Makabe Jin (Visiting Scholar, ’07-’08) has published his award-winning first book,

Politics and Academia in Late Tokugawa Japan: Shôheizaka Confucians and Diplomatic Transformation

眞壁仁『徳川後期の学問と政治──昌平坂学問所儒者と幕末外交変容』(名古屋:名古屋大学出版会、2007年)

Makabe Jin, Tokugawa-kôki no gakumon to seiji: Shôheizaka-gakumonjo-jushya to Bakumatsu gaikô hen’yô [Politics and Academia in Late Tokugawa Japan: Shôheizaka Confucians and Diplomatic Transformation] (Nagoya: Nagoya University Press, 2007) 649, 11 pp.

The Shôheizaka Academy, the Tokugawa shogunal college founded in 1797 in Edo, was the center of the Neo-Confucian network in late Tokugawa Japan. In Japanese historical research, Shôheizaka Neo-Confucianism has been depicted as intellectual stagnation and a desperate reaction against the political mainstream. However, this view was influenced by a post-Meiji Restoration perspective. In reality, how did Shôheizaka Confucian scholars participate in governmental foreign policy making and how did their political thoughts change in this process?
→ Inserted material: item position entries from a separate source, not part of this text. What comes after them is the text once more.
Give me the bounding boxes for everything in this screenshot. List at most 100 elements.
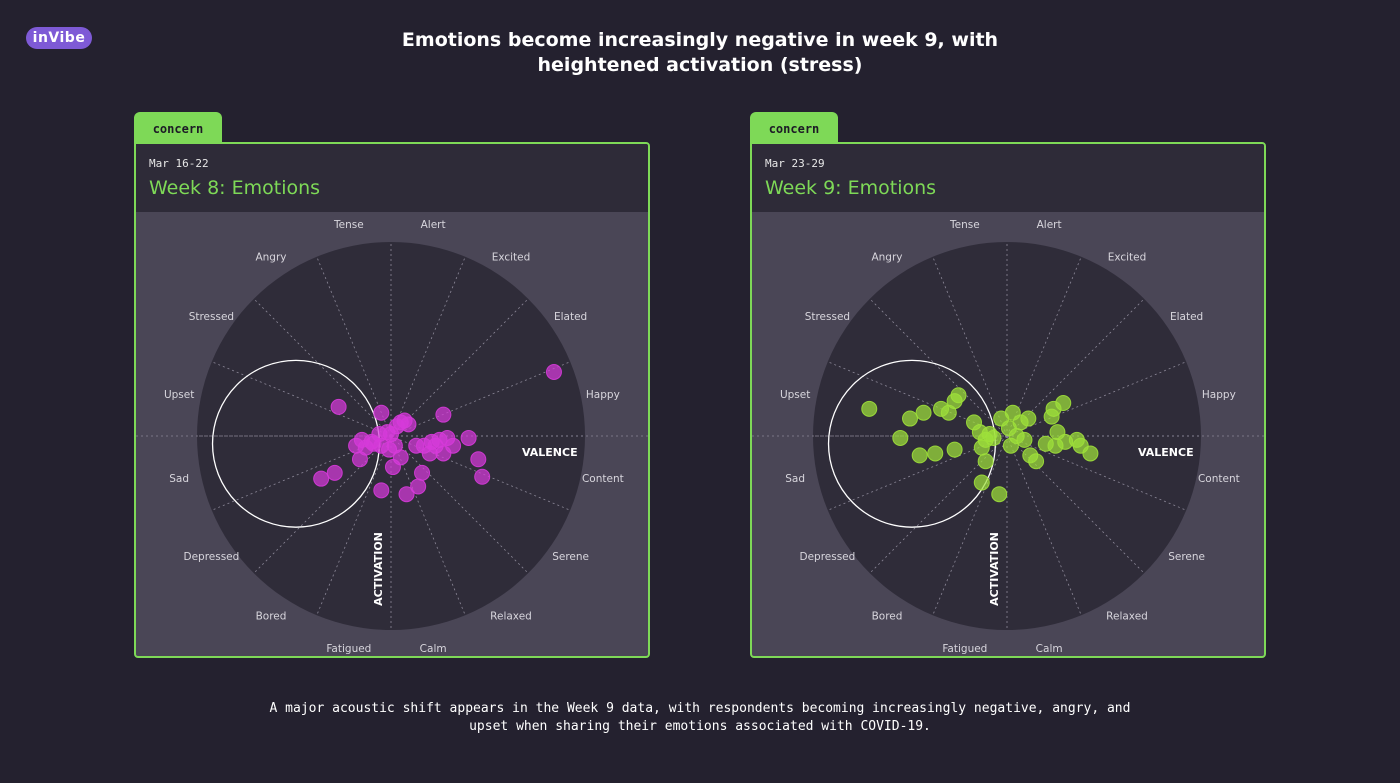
card-header: Mar 23-29 Week 9: Emotions (752, 144, 1264, 212)
sector-line (390, 256, 466, 437)
emotion-wheel-chart: Alert Excited Elated Happy Content Serene Rela… (136, 219, 648, 655)
data-point (950, 387, 967, 404)
sector-label: Alert (1037, 219, 1062, 231)
data-point (326, 464, 343, 481)
data-point (1082, 445, 1099, 462)
date-range: Mar 23-29 (765, 157, 825, 170)
sector-label: Bored (872, 611, 903, 623)
sector-line (932, 256, 1008, 437)
sector-line (1006, 435, 1082, 616)
data-point (427, 437, 444, 454)
sector-label: Sad (169, 473, 189, 485)
sector-line (390, 435, 466, 616)
data-point (410, 478, 427, 495)
sector-label: Upset (780, 389, 810, 401)
sector-line (390, 298, 529, 437)
panel-week-9: concern Mar 23-29 Week 9: Emotions Alert… (750, 112, 1266, 658)
data-point (892, 429, 909, 446)
sector-line (1006, 361, 1187, 437)
sector-line (211, 435, 392, 511)
sector-line (253, 298, 392, 437)
data-point (373, 482, 390, 499)
data-point (400, 416, 417, 433)
sector-label: Stressed (189, 311, 234, 323)
activation-label: ACTIVATION (372, 532, 385, 606)
sector-label: Depressed (799, 551, 855, 563)
tab-concern[interactable]: concern (750, 112, 838, 142)
sector-label: Serene (552, 551, 589, 563)
sector-label: Upset (164, 389, 194, 401)
data-point (977, 453, 994, 470)
data-point (470, 451, 487, 468)
emotion-wheel-chart: Alert Excited Elated Happy Content Serene Rela… (752, 219, 1264, 655)
data-point (414, 464, 431, 481)
data-point (981, 426, 998, 443)
tab-concern[interactable]: concern (134, 112, 222, 142)
data-point (384, 459, 401, 476)
data-point (927, 445, 944, 462)
data-point (474, 468, 491, 485)
valence-label: VALENCE (1138, 446, 1194, 459)
date-range: Mar 16-22 (149, 157, 209, 170)
sector-label: Tense (333, 219, 364, 231)
sector-label: Happy (1202, 389, 1236, 401)
sector-label: Angry (255, 251, 286, 263)
sector-label: Relaxed (490, 611, 532, 623)
sector-label: Content (1198, 473, 1240, 485)
sector-line (316, 256, 392, 437)
data-point (940, 404, 957, 421)
sector-label: Fatigued (326, 643, 371, 655)
sector-line (827, 435, 1008, 511)
sector-line (390, 435, 571, 511)
sector-line (390, 361, 571, 437)
data-point (861, 400, 878, 417)
data-point (973, 474, 990, 491)
sector-line (827, 361, 1008, 437)
card-header: Mar 16-22 Week 8: Emotions (136, 144, 648, 212)
sector-label: Calm (1036, 643, 1063, 655)
sector-line (932, 435, 1008, 616)
sector-label: Stressed (805, 311, 850, 323)
data-point (398, 486, 415, 503)
sector-line (869, 435, 1008, 574)
sector-label: Excited (1108, 251, 1147, 263)
invibe-logo: inVibe (26, 27, 92, 49)
sector-label: Angry (871, 251, 902, 263)
data-point (915, 404, 932, 421)
sector-line (253, 435, 392, 574)
card-title: Week 9: Emotions (765, 177, 937, 199)
chart-card: Mar 23-29 Week 9: Emotions Alert Excited E… (750, 142, 1266, 658)
sector-label: Relaxed (1106, 611, 1148, 623)
sector-label: Depressed (183, 551, 239, 563)
sector-line (316, 435, 392, 616)
data-point (545, 363, 562, 380)
chart-card: Mar 16-22 Week 8: Emotions Alert Excited E… (134, 142, 650, 658)
sector-line (211, 361, 392, 437)
valence-label: VALENCE (522, 446, 578, 459)
sector-label: Calm (420, 643, 447, 655)
sector-line (390, 435, 529, 574)
sector-label: Elated (554, 311, 587, 323)
activation-label: ACTIVATION (988, 532, 1001, 606)
data-point (435, 406, 452, 423)
sector-label: Bored (256, 611, 287, 623)
sector-label: Fatigued (942, 643, 987, 655)
data-point (1045, 400, 1062, 417)
data-point (1016, 431, 1033, 448)
data-point (991, 486, 1008, 503)
sector-label: Excited (492, 251, 531, 263)
data-point (1020, 410, 1037, 427)
sector-line (1006, 256, 1082, 437)
sector-line (1006, 435, 1187, 511)
sector-line (1006, 435, 1145, 574)
sector-label: Serene (1168, 551, 1205, 563)
data-point (313, 470, 330, 487)
sector-label: Alert (421, 219, 446, 231)
data-point (1028, 453, 1045, 470)
data-point (1000, 420, 1017, 437)
data-point (902, 410, 918, 427)
sector-label: Sad (785, 473, 805, 485)
sector-label: Tense (949, 219, 980, 231)
data-point (1002, 437, 1019, 454)
data-point (946, 441, 963, 458)
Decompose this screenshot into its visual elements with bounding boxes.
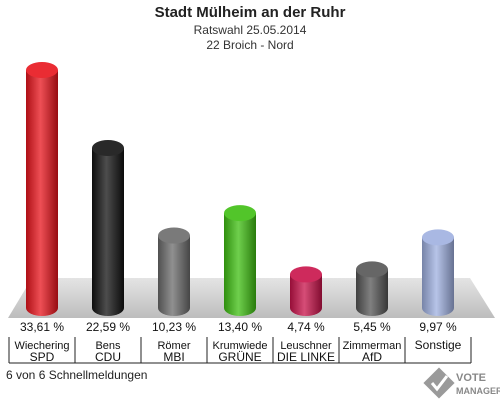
value-label: 10,23 % [152,320,196,334]
bar-top [26,62,58,78]
value-label: 9,97 % [419,320,457,334]
bar-body [26,70,58,316]
value-label: 13,40 % [218,320,262,334]
candidate-label: Krumwiede [212,340,267,352]
chart-subtitle: Ratswahl 25.05.2014 [193,23,307,37]
bar-top [158,227,190,244]
bar-mbi [158,227,190,316]
bar-body [158,235,190,316]
party-label: SPD [30,350,55,364]
value-label: 33,61 % [20,320,64,334]
logo-check-icon [430,375,449,392]
bar-body [224,213,256,316]
candidate-label: Römer [157,340,190,352]
chart-district: 22 Broich - Nord [206,38,294,52]
bar-top [290,266,322,283]
bar-spd [26,62,58,316]
party-label: AfD [362,350,382,364]
candidate-label: Wiechering [14,340,69,352]
chart-title: Stadt Mülheim an der Ruhr [154,4,346,21]
party-label: Sonstige [415,338,462,352]
bar-die-linke [290,266,322,316]
party-label: CDU [95,350,121,364]
bar-top [224,205,256,222]
value-label-group: 33,61 % 22,59 % 10,23 % 13,40 % 4,74 % 5,45 %… [20,320,457,334]
party-label: MBI [163,350,184,364]
value-label: 5,45 % [353,320,391,334]
bar-body [356,269,388,316]
bar-top [92,140,124,157]
value-label: 4,74 % [287,320,325,334]
vote-manager-logo: VOTE MANAGER [423,367,500,399]
logo-text-vote: VOTE [456,372,486,384]
bar-body [422,237,454,316]
bar-body [92,148,124,316]
bar-sonstige [422,229,454,316]
candidate-label: Bens [95,340,121,352]
party-label: GRÜNE [218,350,261,364]
bar-cdu [92,140,124,316]
report-status-note: 6 von 6 Schnellmeldungen [6,368,148,382]
candidate-label: Zimmerman [343,340,402,352]
party-label: DIE LINKE [277,350,335,364]
bar-body [290,274,322,316]
bar-afd [356,261,388,316]
bar-top [422,229,454,246]
logo-diamond [423,367,455,399]
bar-gr-ne [224,205,256,316]
value-label: 22,59 % [86,320,130,334]
logo-text-manager: MANAGER [456,386,500,396]
candidate-label: Leuschner [280,340,332,352]
bar-group [26,62,454,316]
bar-top [356,261,388,278]
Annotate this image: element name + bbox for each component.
In his book, Makabe focuses on the Koga family, three generations of government-sanctioned Shôheizaka Confucianism, and examines these questions by rediscovering their ideas of reformation in Japanese foreign policy, based on a thorough investigation of hand manuscripts and books in the Academy library, private collections belonging to Shôheizaka Confucians, and domain-school libraries. Makabe’s book won the 2008 Tokugawa Prize, awarded by the Tokugawa Memorial Foundation for the best academic book on early-modern Japanese history, and is the winner of the Kadokawa Genyoshi Award for the best work on Japanese history in 2007.